Hensen was one of five UNT students with articles published in the first issue of “The Eagle Feather,” the UNT Honors College’s online publication to showcase research conducted by undergraduate students. The publication will be celebrated Oct. 1 (Tuesday) at a reception for its 10th issue. The reception will be held from 2 to 3:30 p.m. in the Forum on the first floor of UNT’s Willis Library, which is located at 1506 W. Highland St.

Hensen, who was an Honors College student, graduated from UNT in May 2004 with degrees in international studies and criminal justice. He had his research article published in October 2004. To conduct the research, he accessed the Peace Palace Library between watching the war crimes trial of deposed Serbian president Slobodan Milosevic and speaking with court staff members.    

He said the research helped him win a scholarship to American University, where he earned a master’s degree in international politics and conflict resolution. Now an attorney working in the Veterans Health Administration’s Office of Regulatory and Administrative Affairs, Hensen said going through an editing process for “The Eagle Feather” taught him to better edit the submissions to a journal showcasing research of students in American University’s School of International Service.

“When I was getting e-mails from the authors, I understood their concerns because I had written a much longer version of my paper for my class, and it needed to be pared down for ‘The Eagle Feather,’” Hensen said. “I learned to become a better writer.”

“The Eagle Feather” is an extension of both the Honors College’s research track and University Scholars Day. In the research track, students take two courses on research techniques to prepare to do research with a faculty mentor and write a formal thesis before receiving their bachelor’s degrees. University Scholars Day, which has been held each April since 2004, gives students in the research track, and other UNT students, a way to present their research as they would at professional conferences. The students who win awards for best poster presentations are encouraged to submit their work to “The Eagle Feather.”

Susan Eve, associate dean of the Honors College and the publication’s editor for 10 issues, calls “The Eagle Feather” “an important piece of the Honors College’s focus on research.”

“An article represents a commitment to truth, accuracy, critical thinking and good writing,” she said.

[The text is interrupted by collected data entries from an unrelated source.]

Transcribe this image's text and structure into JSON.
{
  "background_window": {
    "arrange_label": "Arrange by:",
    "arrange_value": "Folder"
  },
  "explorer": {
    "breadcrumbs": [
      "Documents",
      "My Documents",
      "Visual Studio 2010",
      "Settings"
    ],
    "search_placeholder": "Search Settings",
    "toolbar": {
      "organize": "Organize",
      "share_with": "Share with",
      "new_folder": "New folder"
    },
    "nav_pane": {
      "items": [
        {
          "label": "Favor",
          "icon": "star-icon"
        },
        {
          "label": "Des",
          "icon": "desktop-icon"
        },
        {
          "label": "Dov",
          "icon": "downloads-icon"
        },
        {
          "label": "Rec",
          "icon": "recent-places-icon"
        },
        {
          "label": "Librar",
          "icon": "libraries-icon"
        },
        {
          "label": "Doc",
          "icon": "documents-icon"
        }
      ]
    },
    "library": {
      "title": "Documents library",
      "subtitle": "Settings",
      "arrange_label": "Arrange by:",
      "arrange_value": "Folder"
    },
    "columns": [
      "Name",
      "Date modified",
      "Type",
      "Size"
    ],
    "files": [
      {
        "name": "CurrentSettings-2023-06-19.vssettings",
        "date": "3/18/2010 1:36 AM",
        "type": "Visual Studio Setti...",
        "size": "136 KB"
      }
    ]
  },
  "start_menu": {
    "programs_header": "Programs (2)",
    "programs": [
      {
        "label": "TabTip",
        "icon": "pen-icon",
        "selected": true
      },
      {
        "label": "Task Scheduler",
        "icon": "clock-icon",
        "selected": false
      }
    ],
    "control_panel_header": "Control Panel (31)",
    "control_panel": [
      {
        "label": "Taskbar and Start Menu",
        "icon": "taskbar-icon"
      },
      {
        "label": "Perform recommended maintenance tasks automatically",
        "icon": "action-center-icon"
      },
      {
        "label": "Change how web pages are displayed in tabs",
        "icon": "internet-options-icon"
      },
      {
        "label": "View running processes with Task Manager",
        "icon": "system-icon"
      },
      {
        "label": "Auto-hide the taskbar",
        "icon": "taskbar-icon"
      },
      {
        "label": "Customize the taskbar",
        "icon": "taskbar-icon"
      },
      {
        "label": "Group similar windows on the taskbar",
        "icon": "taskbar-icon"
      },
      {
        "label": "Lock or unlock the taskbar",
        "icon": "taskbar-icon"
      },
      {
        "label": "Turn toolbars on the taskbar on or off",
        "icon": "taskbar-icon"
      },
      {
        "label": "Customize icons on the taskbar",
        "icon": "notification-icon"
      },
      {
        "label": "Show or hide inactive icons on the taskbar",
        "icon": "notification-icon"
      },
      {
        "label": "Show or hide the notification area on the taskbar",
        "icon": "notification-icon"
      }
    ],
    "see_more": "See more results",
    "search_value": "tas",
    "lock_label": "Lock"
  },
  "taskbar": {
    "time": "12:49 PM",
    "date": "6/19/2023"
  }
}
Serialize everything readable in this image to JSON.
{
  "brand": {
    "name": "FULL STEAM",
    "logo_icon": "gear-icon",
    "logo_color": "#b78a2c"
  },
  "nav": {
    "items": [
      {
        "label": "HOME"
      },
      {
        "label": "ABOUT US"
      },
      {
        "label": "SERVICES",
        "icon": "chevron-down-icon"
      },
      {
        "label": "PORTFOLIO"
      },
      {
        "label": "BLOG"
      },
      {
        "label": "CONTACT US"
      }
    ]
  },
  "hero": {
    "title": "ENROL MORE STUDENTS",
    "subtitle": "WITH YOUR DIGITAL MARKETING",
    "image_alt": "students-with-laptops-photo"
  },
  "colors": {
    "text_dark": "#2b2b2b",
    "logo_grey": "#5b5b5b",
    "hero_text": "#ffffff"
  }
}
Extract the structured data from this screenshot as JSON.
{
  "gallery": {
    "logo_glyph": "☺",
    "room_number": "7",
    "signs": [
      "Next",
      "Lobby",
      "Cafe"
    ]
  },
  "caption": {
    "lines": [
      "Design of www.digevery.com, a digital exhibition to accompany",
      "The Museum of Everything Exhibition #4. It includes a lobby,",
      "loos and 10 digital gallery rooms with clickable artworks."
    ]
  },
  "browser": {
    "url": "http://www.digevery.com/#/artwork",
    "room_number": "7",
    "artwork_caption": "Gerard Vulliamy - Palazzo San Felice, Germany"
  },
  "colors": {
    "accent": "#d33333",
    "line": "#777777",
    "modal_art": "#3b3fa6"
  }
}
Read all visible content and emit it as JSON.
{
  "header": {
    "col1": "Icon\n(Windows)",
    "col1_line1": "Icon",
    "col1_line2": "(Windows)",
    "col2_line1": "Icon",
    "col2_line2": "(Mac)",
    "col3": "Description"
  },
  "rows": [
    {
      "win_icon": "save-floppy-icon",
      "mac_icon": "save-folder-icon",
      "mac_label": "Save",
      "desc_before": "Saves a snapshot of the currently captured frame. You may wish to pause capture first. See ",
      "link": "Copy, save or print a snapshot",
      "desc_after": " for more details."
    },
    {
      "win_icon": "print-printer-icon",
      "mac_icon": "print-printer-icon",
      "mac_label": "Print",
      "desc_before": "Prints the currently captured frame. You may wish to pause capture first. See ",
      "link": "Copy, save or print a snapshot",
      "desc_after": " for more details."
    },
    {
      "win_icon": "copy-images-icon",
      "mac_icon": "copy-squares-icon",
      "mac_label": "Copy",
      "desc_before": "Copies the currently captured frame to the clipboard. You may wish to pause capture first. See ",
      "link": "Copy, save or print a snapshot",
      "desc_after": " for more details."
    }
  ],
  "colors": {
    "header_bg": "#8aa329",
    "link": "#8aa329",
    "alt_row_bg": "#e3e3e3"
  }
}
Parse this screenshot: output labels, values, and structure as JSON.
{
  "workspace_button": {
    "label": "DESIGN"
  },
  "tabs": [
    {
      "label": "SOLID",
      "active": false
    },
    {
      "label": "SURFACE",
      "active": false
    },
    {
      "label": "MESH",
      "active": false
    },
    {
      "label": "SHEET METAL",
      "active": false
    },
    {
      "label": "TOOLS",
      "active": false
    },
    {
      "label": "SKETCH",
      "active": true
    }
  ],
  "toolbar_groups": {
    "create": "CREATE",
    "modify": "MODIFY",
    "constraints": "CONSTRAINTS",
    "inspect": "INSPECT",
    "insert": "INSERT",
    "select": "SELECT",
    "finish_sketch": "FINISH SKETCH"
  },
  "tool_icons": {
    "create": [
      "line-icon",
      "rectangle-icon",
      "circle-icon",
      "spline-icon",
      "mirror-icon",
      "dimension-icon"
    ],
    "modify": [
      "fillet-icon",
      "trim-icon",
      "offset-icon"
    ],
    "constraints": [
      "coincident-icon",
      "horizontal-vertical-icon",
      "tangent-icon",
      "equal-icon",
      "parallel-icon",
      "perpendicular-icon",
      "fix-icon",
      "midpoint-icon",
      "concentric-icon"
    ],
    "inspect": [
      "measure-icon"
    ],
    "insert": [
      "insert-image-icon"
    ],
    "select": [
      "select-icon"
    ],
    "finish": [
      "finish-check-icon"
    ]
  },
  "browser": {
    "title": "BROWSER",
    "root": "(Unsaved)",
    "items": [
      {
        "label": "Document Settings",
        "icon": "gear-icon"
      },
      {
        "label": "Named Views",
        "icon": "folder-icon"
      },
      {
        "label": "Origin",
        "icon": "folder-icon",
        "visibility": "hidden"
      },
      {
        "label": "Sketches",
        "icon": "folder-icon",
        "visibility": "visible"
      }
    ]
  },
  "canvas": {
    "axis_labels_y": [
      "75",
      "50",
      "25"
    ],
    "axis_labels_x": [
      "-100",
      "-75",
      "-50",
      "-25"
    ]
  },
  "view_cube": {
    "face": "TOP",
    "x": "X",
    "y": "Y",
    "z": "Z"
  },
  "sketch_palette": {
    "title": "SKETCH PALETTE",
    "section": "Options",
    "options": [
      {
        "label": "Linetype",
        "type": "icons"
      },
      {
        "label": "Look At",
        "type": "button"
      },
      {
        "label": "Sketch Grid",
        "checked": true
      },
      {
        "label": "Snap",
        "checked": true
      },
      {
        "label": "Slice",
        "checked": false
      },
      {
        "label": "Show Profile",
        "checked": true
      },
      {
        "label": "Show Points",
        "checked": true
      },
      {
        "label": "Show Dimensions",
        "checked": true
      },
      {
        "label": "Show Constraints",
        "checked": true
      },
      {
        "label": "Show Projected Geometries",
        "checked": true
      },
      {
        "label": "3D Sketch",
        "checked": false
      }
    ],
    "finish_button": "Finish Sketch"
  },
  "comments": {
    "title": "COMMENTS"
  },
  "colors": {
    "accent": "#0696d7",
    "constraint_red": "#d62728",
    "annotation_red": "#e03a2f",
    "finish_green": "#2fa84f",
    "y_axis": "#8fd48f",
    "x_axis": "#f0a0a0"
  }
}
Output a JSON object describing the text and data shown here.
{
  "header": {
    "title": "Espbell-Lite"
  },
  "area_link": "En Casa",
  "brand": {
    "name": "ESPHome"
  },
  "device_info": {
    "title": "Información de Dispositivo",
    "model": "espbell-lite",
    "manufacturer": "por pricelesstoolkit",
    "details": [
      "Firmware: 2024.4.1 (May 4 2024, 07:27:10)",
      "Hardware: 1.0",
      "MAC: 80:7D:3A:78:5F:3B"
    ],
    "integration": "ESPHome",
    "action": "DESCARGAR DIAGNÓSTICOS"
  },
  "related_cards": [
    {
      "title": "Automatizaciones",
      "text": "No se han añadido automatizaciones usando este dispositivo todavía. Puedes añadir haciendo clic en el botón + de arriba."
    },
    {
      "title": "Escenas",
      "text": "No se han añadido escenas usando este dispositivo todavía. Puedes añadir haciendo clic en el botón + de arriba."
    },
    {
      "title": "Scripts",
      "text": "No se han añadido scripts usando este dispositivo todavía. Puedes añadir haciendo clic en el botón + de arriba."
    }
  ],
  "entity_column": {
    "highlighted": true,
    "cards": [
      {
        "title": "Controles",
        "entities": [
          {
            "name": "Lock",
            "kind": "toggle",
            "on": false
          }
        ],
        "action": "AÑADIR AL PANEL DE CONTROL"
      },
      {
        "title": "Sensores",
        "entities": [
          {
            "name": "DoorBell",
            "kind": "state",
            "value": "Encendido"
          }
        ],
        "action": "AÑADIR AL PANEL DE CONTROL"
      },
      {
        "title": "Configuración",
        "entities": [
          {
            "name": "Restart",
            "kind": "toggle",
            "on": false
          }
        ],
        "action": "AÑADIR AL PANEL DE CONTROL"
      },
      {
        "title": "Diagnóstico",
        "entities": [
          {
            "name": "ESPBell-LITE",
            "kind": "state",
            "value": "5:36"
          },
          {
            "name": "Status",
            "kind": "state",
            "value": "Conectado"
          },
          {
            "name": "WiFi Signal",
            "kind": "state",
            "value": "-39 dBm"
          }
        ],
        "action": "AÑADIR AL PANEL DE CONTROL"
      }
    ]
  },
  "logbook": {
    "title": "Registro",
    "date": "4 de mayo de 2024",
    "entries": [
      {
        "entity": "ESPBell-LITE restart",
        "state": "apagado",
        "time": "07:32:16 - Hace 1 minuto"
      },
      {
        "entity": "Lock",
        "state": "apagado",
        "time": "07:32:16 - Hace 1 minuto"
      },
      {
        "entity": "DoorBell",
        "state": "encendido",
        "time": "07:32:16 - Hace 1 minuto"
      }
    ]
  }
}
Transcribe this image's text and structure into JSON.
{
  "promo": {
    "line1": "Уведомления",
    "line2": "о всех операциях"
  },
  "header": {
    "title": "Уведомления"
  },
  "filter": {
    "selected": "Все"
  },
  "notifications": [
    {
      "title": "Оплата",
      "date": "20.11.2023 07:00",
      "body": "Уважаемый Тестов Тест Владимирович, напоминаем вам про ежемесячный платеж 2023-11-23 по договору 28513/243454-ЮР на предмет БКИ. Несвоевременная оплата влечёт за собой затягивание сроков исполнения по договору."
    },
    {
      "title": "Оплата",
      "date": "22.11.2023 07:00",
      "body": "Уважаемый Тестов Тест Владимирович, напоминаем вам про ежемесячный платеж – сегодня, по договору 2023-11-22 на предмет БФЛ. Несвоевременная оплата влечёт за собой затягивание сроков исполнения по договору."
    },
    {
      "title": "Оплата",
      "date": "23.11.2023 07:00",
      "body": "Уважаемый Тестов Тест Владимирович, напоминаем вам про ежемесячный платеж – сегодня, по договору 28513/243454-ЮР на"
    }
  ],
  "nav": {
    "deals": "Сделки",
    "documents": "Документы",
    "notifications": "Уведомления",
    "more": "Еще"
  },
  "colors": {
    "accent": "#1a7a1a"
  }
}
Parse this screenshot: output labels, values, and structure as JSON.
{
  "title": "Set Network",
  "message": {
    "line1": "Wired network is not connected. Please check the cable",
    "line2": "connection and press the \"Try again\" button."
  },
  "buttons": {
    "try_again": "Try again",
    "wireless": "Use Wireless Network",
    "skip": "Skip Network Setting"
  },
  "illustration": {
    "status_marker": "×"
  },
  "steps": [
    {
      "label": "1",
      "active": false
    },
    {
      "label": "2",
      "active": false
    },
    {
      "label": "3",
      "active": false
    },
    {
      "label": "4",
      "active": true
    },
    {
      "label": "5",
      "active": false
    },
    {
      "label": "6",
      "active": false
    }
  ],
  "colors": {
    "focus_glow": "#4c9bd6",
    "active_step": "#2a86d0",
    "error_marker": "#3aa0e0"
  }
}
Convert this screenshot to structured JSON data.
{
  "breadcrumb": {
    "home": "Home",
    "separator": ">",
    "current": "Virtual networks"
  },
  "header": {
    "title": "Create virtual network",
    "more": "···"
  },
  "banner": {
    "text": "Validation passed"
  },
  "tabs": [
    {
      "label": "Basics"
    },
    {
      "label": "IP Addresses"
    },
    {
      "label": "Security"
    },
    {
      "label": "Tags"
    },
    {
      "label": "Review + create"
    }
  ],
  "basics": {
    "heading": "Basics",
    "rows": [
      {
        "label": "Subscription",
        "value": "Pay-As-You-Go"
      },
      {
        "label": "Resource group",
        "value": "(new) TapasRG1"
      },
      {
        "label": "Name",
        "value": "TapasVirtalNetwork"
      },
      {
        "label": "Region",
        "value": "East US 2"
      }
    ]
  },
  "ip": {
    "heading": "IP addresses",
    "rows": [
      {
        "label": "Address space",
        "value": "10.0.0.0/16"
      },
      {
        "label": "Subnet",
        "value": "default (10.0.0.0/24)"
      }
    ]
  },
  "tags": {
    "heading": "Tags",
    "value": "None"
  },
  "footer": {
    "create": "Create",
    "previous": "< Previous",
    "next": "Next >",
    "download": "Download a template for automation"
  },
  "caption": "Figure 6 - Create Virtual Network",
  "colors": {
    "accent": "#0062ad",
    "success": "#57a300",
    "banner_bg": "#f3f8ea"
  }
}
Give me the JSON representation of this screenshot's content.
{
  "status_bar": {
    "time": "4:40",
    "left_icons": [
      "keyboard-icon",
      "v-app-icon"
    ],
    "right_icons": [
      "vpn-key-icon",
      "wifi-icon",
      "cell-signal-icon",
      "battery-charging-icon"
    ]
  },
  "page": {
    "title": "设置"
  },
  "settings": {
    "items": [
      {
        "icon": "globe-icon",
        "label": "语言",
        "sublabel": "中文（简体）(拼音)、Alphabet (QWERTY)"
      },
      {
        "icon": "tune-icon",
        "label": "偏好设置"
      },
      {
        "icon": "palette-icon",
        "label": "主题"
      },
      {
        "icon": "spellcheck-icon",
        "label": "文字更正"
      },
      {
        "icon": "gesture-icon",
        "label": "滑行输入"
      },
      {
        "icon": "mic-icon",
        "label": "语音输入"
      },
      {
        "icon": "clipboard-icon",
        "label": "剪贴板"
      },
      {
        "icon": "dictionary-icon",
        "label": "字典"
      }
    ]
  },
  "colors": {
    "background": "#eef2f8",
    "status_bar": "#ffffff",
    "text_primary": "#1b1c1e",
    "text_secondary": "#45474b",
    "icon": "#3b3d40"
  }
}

“The Eagle Feather” welcomes articles from UNT undergraduates other than Honors College students. Past issues have included articles from students in specific academic departments and students from other universities who participated in UNT’s Research Experiences for Undergraduates summer programs, which are funded by the National Science Foundation.

Sam Matteson, UNT professor of physics and a founding member of “The Eagle Feather’s” editorial board, said the publication is a “nurturing way” to prepare students for publishing research in peer-reviewed journals as graduate students and professionals.

“’The Eagle Feather’ is peer reviewed, and students must meet certain standards to be published, but the research results don’t have to be earthshaking,” said Matteson, who added that research “is incomplete without communication” about the results.

Amanda Chase received her bachelor’s degree in general studies from UNT in 2004. She turned her Honors College thesis — about the effect of coping on the physical and mental health of abused women — into an article in the first “Eagle Feather.” She’s now a community prosecutor in the Dallas City Attorney’s Office.

Chase said her work for her thesis led her to a law career, and being published while still an undergraduate gave her an edge in applying to law school.

“Undergraduate research made me a critical thinker and a critical writer. The process shaped my passions, my work ethic and my career,” she said.